Rudolf Schwarzkogler
Rudolf Schwarzkogler (13 November 1940, Vienna – 20 June 1969, Vienna) was an Austrian performance artist closely associated with the Viennese Actionism group that included artists Günter Brus, Otto Mühl, and Hermann Nitsch.
He is best known today for photographs depicting his series of closely controlled "Aktionen" featuring such iconography as a dead fish, a dead chicken, bare light bulbs, colored liquids, bound objects, and a man wrapped in gauze. The enduring themes of Schwarzkogler's works involved experience of pain and mutilation, often in an incongruous clinical context, such as 3rd Aktion (1965) in which a patient's head swathed in bandages is being pierced by what appears to be a corkscrew, producing a bloodstain under the bandages. They reflect a message of despair at the disappointments and hurtfulness of the world.

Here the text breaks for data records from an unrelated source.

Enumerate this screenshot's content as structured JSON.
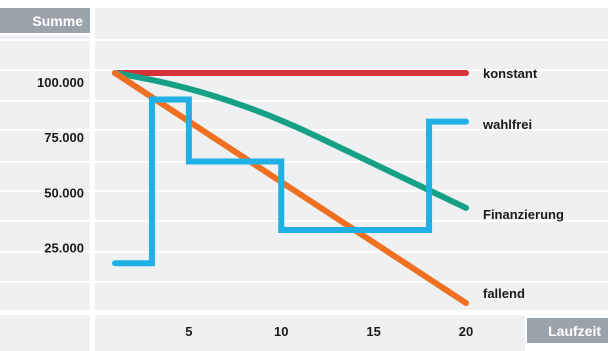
{
  "chart_data": {
    "type": "line",
    "ylabel": "Summe",
    "xlabel": "Laufzeit",
    "xlim": [
      0,
      21
    ],
    "ylim": [
      0,
      125000
    ],
    "x_ticks": [
      5,
      10,
      15,
      20
    ],
    "x_tick_labels": [
      "5",
      "10",
      "15",
      "20"
    ],
    "y_ticks": [
      25000,
      50000,
      75000,
      100000
    ],
    "y_tick_labels": [
      "25.000",
      "50.000",
      "75.000",
      "100.000"
    ],
    "grid": true,
    "legend": "inline labels at line ends (right)",
    "series": [
      {
        "name": "konstant",
        "color": "#d6323a",
        "x": [
          1,
          20
        ],
        "y": [
          104000,
          104000
        ]
      },
      {
        "name": "Finanzierung",
        "color": "#16a085",
        "x": [
          1,
          3,
          5,
          7,
          9,
          11,
          13,
          15,
          17,
          20
        ],
        "y": [
          104000,
          101000,
          97000,
          92000,
          86000,
          79000,
          71000,
          63000,
          55000,
          43000
        ]
      },
      {
        "name": "wahlfrei",
        "color": "#1fb0e6",
        "step": true,
        "x": [
          1,
          3,
          3,
          5,
          5,
          10,
          10,
          14,
          14,
          18,
          18,
          20
        ],
        "y": [
          18000,
          18000,
          92000,
          92000,
          64000,
          64000,
          33000,
          33000,
          33000,
          33000,
          82000,
          82000
        ]
      },
      {
        "name": "fallend",
        "color": "#f07022",
        "x": [
          1,
          20
        ],
        "y": [
          104000,
          0
        ]
      }
    ]
  }
}
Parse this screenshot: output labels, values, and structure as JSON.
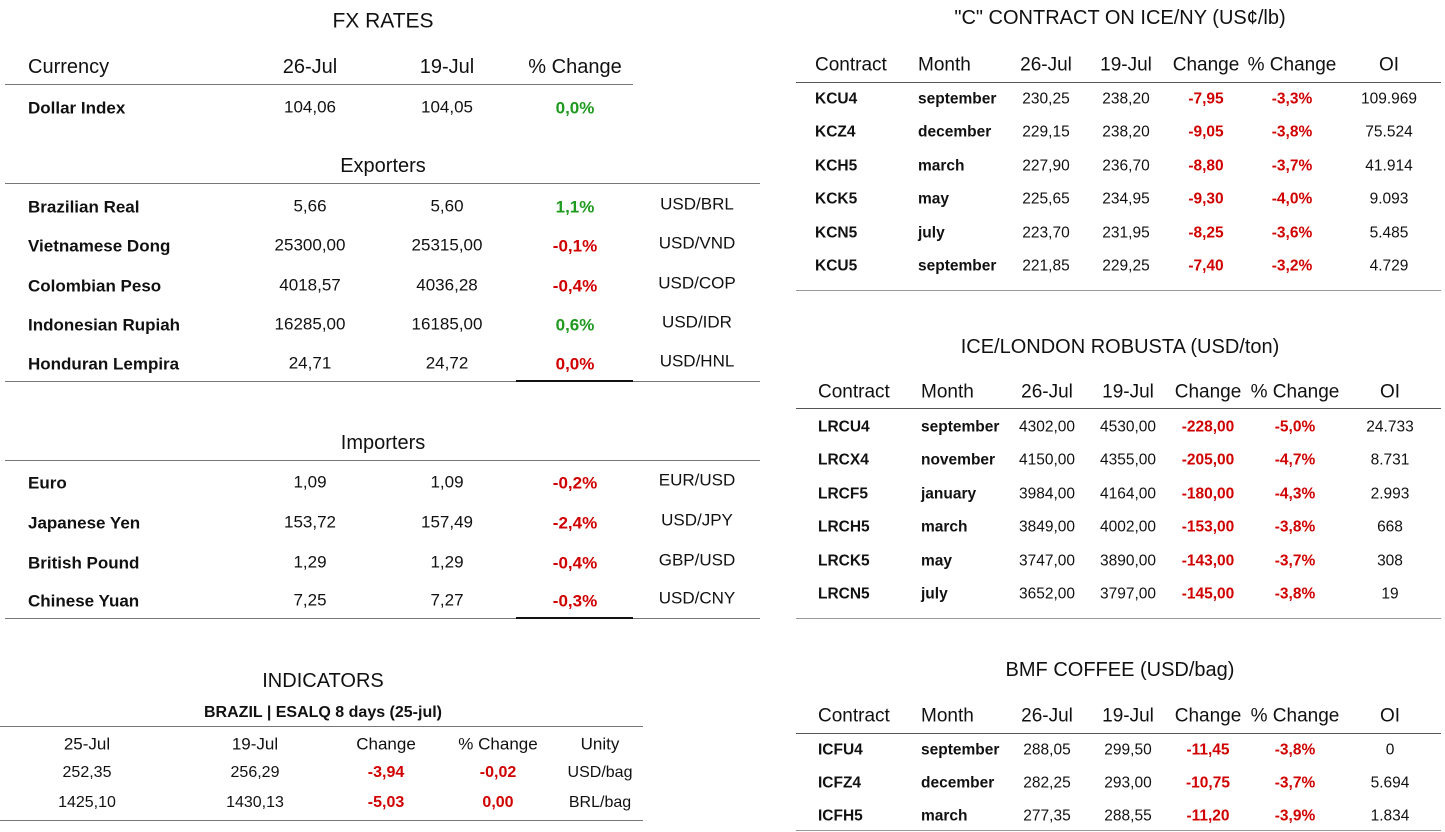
{
  "fx": {
    "title": "FX RATES",
    "headers": [
      "Currency",
      "26-Jul",
      "19-Jul",
      "% Change"
    ],
    "dollar": {
      "name": "Dollar Index",
      "d1": "104,06",
      "d2": "104,05",
      "change": "0,0%",
      "color": "#1e9a1e"
    },
    "exporters": {
      "title": "Exporters",
      "rows": [
        {
          "name": "Brazilian Real",
          "d1": "5,66",
          "d2": "5,60",
          "change": "1,1%",
          "pair": "USD/BRL",
          "color": "#1e9a1e"
        },
        {
          "name": "Vietnamese Dong",
          "d1": "25300,00",
          "d2": "25315,00",
          "change": "-0,1%",
          "pair": "USD/VND",
          "color": "#d00000"
        },
        {
          "name": "Colombian Peso",
          "d1": "4018,57",
          "d2": "4036,28",
          "change": "-0,4%",
          "pair": "USD/COP",
          "color": "#d00000"
        },
        {
          "name": "Indonesian Rupiah",
          "d1": "16285,00",
          "d2": "16185,00",
          "change": "0,6%",
          "pair": "USD/IDR",
          "color": "#1e9a1e"
        },
        {
          "name": "Honduran Lempira",
          "d1": "24,71",
          "d2": "24,72",
          "change": "0,0%",
          "pair": "USD/HNL",
          "color": "#d00000"
        }
      ]
    },
    "importers": {
      "title": "Importers",
      "rows": [
        {
          "name": "Euro",
          "d1": "1,09",
          "d2": "1,09",
          "change": "-0,2%",
          "pair": "EUR/USD",
          "color": "#d00000"
        },
        {
          "name": "Japanese Yen",
          "d1": "153,72",
          "d2": "157,49",
          "change": "-2,4%",
          "pair": "USD/JPY",
          "color": "#d00000"
        },
        {
          "name": "British Pound",
          "d1": "1,29",
          "d2": "1,29",
          "change": "-0,4%",
          "pair": "GBP/USD",
          "color": "#d00000"
        },
        {
          "name": "Chinese Yuan",
          "d1": "7,25",
          "d2": "7,27",
          "change": "-0,3%",
          "pair": "USD/CNY",
          "color": "#d00000"
        }
      ]
    }
  },
  "indicators": {
    "title": "INDICATORS",
    "subtitle": "BRAZIL | ESALQ 8 days (25-jul)",
    "headers": [
      "25-Jul",
      "19-Jul",
      "Change",
      "% Change",
      "Unity"
    ],
    "change_color": "#d00000",
    "rows": [
      [
        "252,35",
        "256,29",
        "-3,94",
        "-0,02",
        "USD/bag"
      ],
      [
        "1425,10",
        "1430,13",
        "-5,03",
        "0,00",
        "BRL/bag"
      ]
    ]
  },
  "ice_ny": {
    "title": "\"C\" CONTRACT ON ICE/NY (US¢/lb)",
    "headers": [
      "Contract",
      "Month",
      "26-Jul",
      "19-Jul",
      "Change",
      "% Change",
      "OI"
    ],
    "change_color": "#d00000",
    "rows": [
      [
        "KCU4",
        "september",
        "230,25",
        "238,20",
        "-7,95",
        "-3,3%",
        "109.969"
      ],
      [
        "KCZ4",
        "december",
        "229,15",
        "238,20",
        "-9,05",
        "-3,8%",
        "75.524"
      ],
      [
        "KCH5",
        "march",
        "227,90",
        "236,70",
        "-8,80",
        "-3,7%",
        "41.914"
      ],
      [
        "KCK5",
        "may",
        "225,65",
        "234,95",
        "-9,30",
        "-4,0%",
        "9.093"
      ],
      [
        "KCN5",
        "july",
        "223,70",
        "231,95",
        "-8,25",
        "-3,6%",
        "5.485"
      ],
      [
        "KCU5",
        "september",
        "221,85",
        "229,25",
        "-7,40",
        "-3,2%",
        "4.729"
      ]
    ]
  },
  "london": {
    "title": "ICE/LONDON ROBUSTA (USD/ton)",
    "headers": [
      "Contract",
      "Month",
      "26-Jul",
      "19-Jul",
      "Change",
      "% Change",
      "OI"
    ],
    "change_color": "#d00000",
    "rows": [
      [
        "LRCU4",
        "september",
        "4302,00",
        "4530,00",
        "-228,00",
        "-5,0%",
        "24.733"
      ],
      [
        "LRCX4",
        "november",
        "4150,00",
        "4355,00",
        "-205,00",
        "-4,7%",
        "8.731"
      ],
      [
        "LRCF5",
        "january",
        "3984,00",
        "4164,00",
        "-180,00",
        "-4,3%",
        "2.993"
      ],
      [
        "LRCH5",
        "march",
        "3849,00",
        "4002,00",
        "-153,00",
        "-3,8%",
        "668"
      ],
      [
        "LRCK5",
        "may",
        "3747,00",
        "3890,00",
        "-143,00",
        "-3,7%",
        "308"
      ],
      [
        "LRCN5",
        "july",
        "3652,00",
        "3797,00",
        "-145,00",
        "-3,8%",
        "19"
      ]
    ]
  },
  "bmf": {
    "title": "BMF COFFEE (USD/bag)",
    "headers": [
      "Contract",
      "Month",
      "26-Jul",
      "19-Jul",
      "Change",
      "% Change",
      "OI"
    ],
    "change_color": "#d00000",
    "rows": [
      [
        "ICFU4",
        "september",
        "288,05",
        "299,50",
        "-11,45",
        "-3,8%",
        "0"
      ],
      [
        "ICFZ4",
        "december",
        "282,25",
        "293,00",
        "-10,75",
        "-3,7%",
        "5.694"
      ],
      [
        "ICFH5",
        "march",
        "277,35",
        "288,55",
        "-11,20",
        "-3,9%",
        "1.834"
      ]
    ]
  }
}
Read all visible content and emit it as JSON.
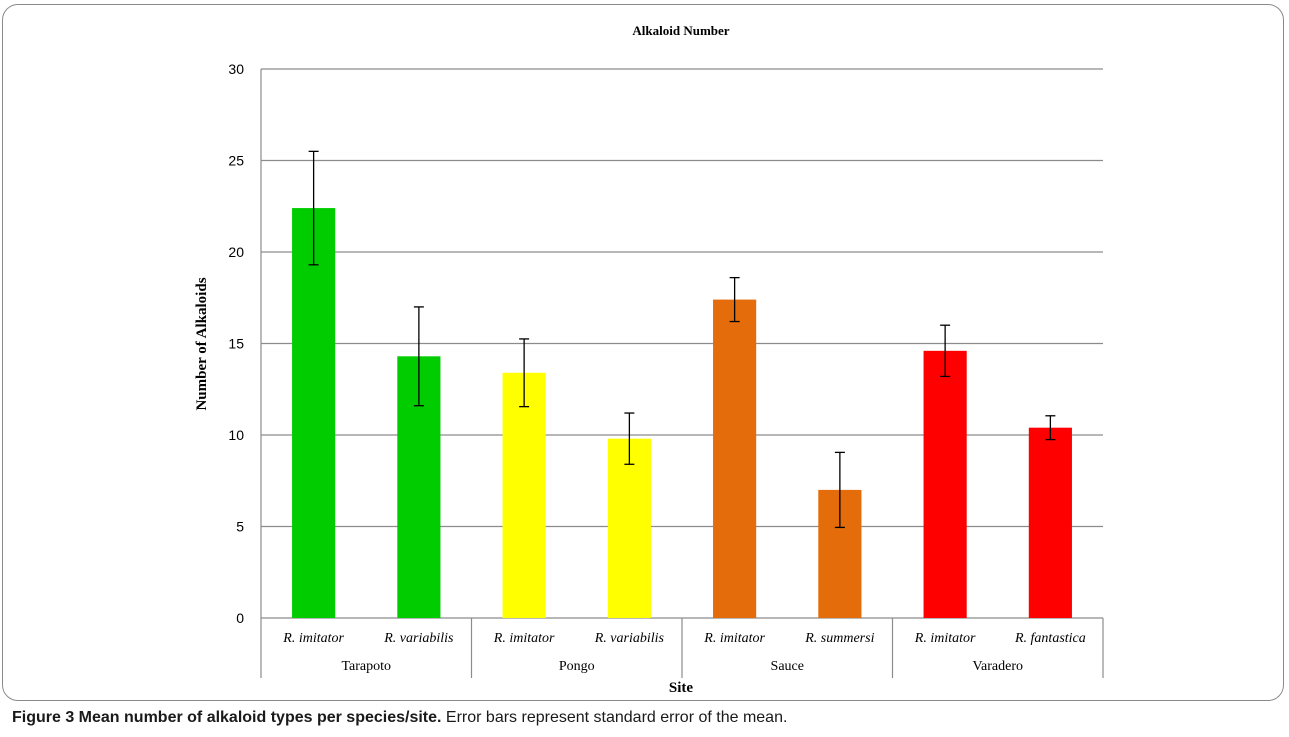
{
  "chart_data": {
    "type": "bar",
    "title": "Alkaloid Number",
    "xlabel": "Site",
    "ylabel": "Number of Alkaloids",
    "ylim": [
      0,
      30
    ],
    "yticks": [
      0,
      5,
      10,
      15,
      20,
      25,
      30
    ],
    "grid": true,
    "groups": [
      {
        "site": "Tarapoto",
        "bars": [
          {
            "species": "R. imitator",
            "value": 22.4,
            "error": 3.1
          },
          {
            "species": "R. variabilis",
            "value": 14.3,
            "error": 2.7
          }
        ]
      },
      {
        "site": "Pongo",
        "bars": [
          {
            "species": "R. imitator",
            "value": 13.4,
            "error": 1.85
          },
          {
            "species": "R. variabilis",
            "value": 9.8,
            "error": 1.4
          }
        ]
      },
      {
        "site": "Sauce",
        "bars": [
          {
            "species": "R. imitator",
            "value": 17.4,
            "error": 1.2
          },
          {
            "species": "R. summersi",
            "value": 7.0,
            "error": 2.05
          }
        ]
      },
      {
        "site": "Varadero",
        "bars": [
          {
            "species": "R. imitator",
            "value": 14.6,
            "error": 1.4
          },
          {
            "species": "R. fantastica",
            "value": 10.4,
            "error": 0.65
          }
        ]
      }
    ],
    "colors": {
      "Tarapoto": "#00cc00",
      "Pongo": "#ffff00",
      "Sauce": "#e46c0a",
      "Varadero": "#ff0000",
      "grid": "#8c8c8c",
      "error_bar": "#000000"
    }
  },
  "caption": {
    "title": "Figure 3 Mean number of alkaloid types per species/site.",
    "text": "Error bars represent standard error of the mean."
  }
}
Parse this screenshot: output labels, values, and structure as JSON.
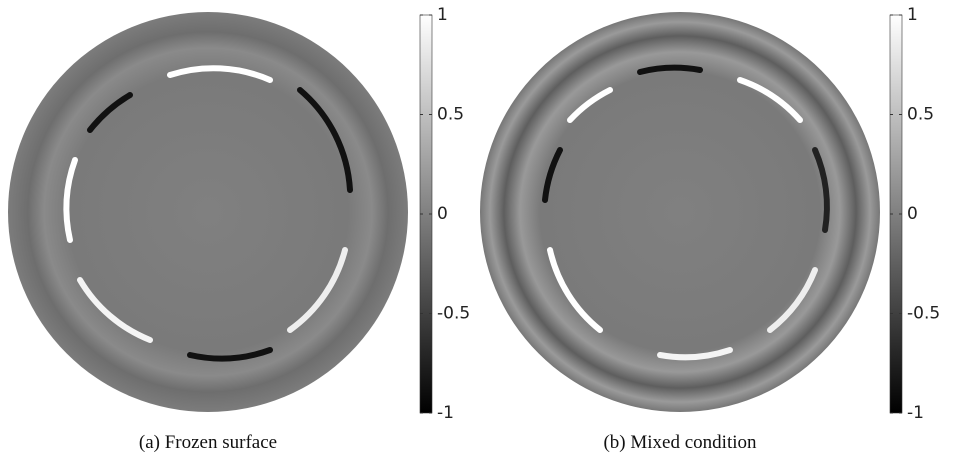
{
  "chart_data": [
    {
      "type": "contour",
      "caption": "(a) Frozen surface",
      "colormap": "gray",
      "clim": [
        -1,
        1
      ],
      "cticks": [
        -1,
        -0.5,
        0,
        0.5,
        1
      ]
    },
    {
      "type": "contour",
      "caption": "(b) Mixed condition",
      "colormap": "gray",
      "clim": [
        -1,
        1
      ],
      "cticks": [
        -1,
        -0.5,
        0,
        0.5,
        1
      ]
    }
  ]
}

Chris Burden once remarked that a 1970s Newsweek article, which had mentioned himself and Schwarzkogler, had misreported that Schwarzkogler had died by slicing off his penis during a performance.[1] A scene in Schwarzkogler's foto-performances had been starry-eyed misinterpreted. The castration theme in some of them — for example, in Aktion 2 he posed with a sliced open fish covering his groin — have additionally fueled this myth. Additionally, the protagonist of the Aktion in which the cutting of a penis was simulated was not Schwarzkogler himself, but his friend and model, the renowned photographer Hans Cibulka. When Schwarzkogler died, the series of performances had long been concluded. He was found beneath a window from which he had fallen, seemingly the victim of an accident. His death generated speculations and further myths.[2]
References
- ↑ "AKTIONISMUS AKTUELL: Schwarzkogler lebt". Falter 9/02 (in German). Falter Verlagsgesellschaft mbH. 2002-02-27. Retrieved 2008-11-22. (Most likely the article Burden was recalling is Robert Hughes, "The Decline and Fall of the Avant-Garde," Time, December 18, 1972)
- ↑ Seidl, Claudius (1993-02-15). "Fegefeuer der Sinnlichkeit". Der Spiegel (7/1993): 234–237.